Hahnemann advises us to base the selection of the remedy upon the totality of the symptoms presented by the patient, as they are the outwardly reflected image of the internal and invisible disease, and the means by which we can truly apprehend this internal distunement of the bodily forces.

I do not at this point propose to go into the observations and arguments that led Hahnemann to advise that the choice of the remedy should depend almost entirely upon the symptoms, to the practical exclusion of pathology. If these symptoms are to be our guides, what do we include in this term ?.

Every deviation from perfect health experienced by the patient, or observed by others, including all disturbances of functions and sensations, all alterations in the external appearance of the patient, and also all probable causative conditions.

As rule, in acute disease there is little difficulty in determining the totality of the symptoms, for the deviation from health is usually sharp and well defined. As an acute, supervening disease never forms a complex with a chronic one the latter being suppressed until the former has run its course care must be taken, when ascertaining the symptoms of the acute disease, to exclude from consideration the symptoms of the now latent chronic disease. According to Kent, at times some symptoms of the chronic disease may persist, and be active during the acute disease. Such symptoms are peculiar, because they have not disappeared, and are not often guiding in the choice of the remedy for the acute disease.

But when we come to deal with chronic diseases, the problem is more complicated, for we have to take into account not only the present symptoms, which often show only a very partial picture of the disease, but must also include many former symptoms that are not now active; for even in those patients that have suffered for very long periods, and from many apparently diverse troubles, there always is method and order running through all their illnesses if we can find the clue.

While, theoretically, we should consider all the symptoms experienced by the patient since his birth, excluding those due to acute disease, yet the task is a very difficult one both for patient and physician, and we can only make very cautions use of these bygone symptoms. Even if we could tryst to the accuracy of the memory of our patient, or his friends, these old symptoms can be used only with the greatest care, for so many of them may have arisen from faulty environment, the abuse of drugs, or the acquisition of some other miasm, that they would not truly indicate the course and progress of the disease.

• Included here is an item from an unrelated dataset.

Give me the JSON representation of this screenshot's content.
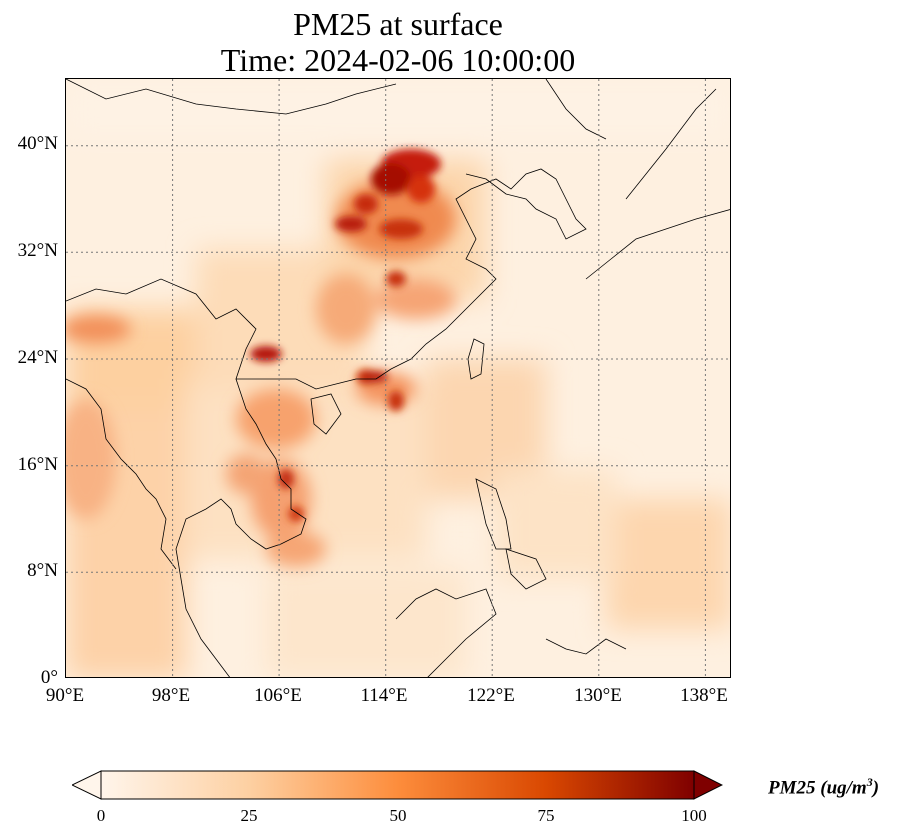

This is also very often the case when no such question of old, bygone symptoms is involved; and those who are guided in the selection of their remedies mainly by the symptoms are in special danger of overlooking such causes, and have to be perpetually on guard lest they fail into the error of ascribing to disease what is really due to other causes.

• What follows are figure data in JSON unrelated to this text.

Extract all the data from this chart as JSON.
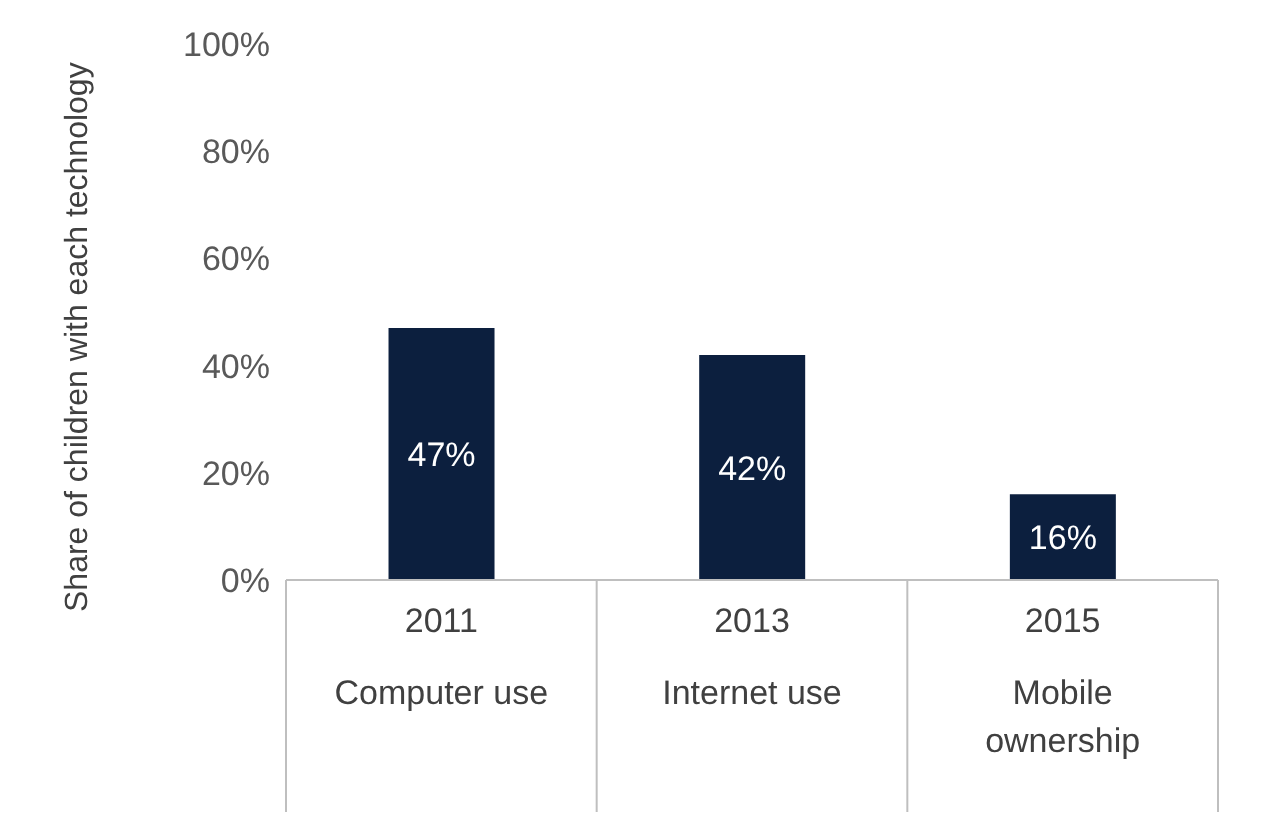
{
  "chart_data": {
    "type": "bar",
    "ylabel": "Share of children with each technology",
    "categories": [
      "2011\nComputer use",
      "2013\nInternet use",
      "2015\nMobile\nownership"
    ],
    "values": [
      47,
      42,
      16
    ],
    "color": "#0c1f3e",
    "value_labels": [
      "47%",
      "42%",
      "16%"
    ],
    "ylim": [
      0,
      100
    ],
    "yticks": [
      {
        "value": 0,
        "label": "0%"
      },
      {
        "value": 20,
        "label": "20%"
      },
      {
        "value": 40,
        "label": "40%"
      },
      {
        "value": 60,
        "label": "60%"
      },
      {
        "value": 80,
        "label": "80%"
      },
      {
        "value": 100,
        "label": "100%"
      }
    ],
    "grid": false,
    "legend": false
  }
}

Dunham, in The Science of Therapeutics gives many instances where such mistakes have been made, and only a wide knowledge of drugs, of the habits of the people, and the special conditions under which many occupations are carried on, will enable us to avoid these errors.

Such, for example, was the case of a young lady who, for a very considerable time presented a perfect picture of the classical symptoms of Sulphur, and upon whom that remedy, in all potencies ( to say nothing of other remedies), failed to produce the slightest effect. It was finally discovered that she was in the habit of using sulphur to cleanse her teeth and upon this being stopped the symptoms at once ceased.

A maker of crucibles for casting steel ignots, who had suffered for seven years with all the symptoms of Graphites gastralgia; for him that remedy did no good, until it dawned upon me that I had somewhere read that plumbago was now being used for making these moulds.

Robert Gibson-Miller
He was born in 1862, and was educated at Blair Lodge and the University of Glasgow, where he graduated in medicine in 1884. Early in his career he was attracted to the study of Homoeopathy, and with the object of testing the claims made for this system of medicine he undertook a visit to America. As a result of his investigations there Dr. Miller was convinced of the soundness of the homoeopathic theory. Dr. Miller did not write much, but we owe him also his Synopsis of Homoeopathic Philosophy and his small book, always at hand for reference, on Relation ship of Remedies.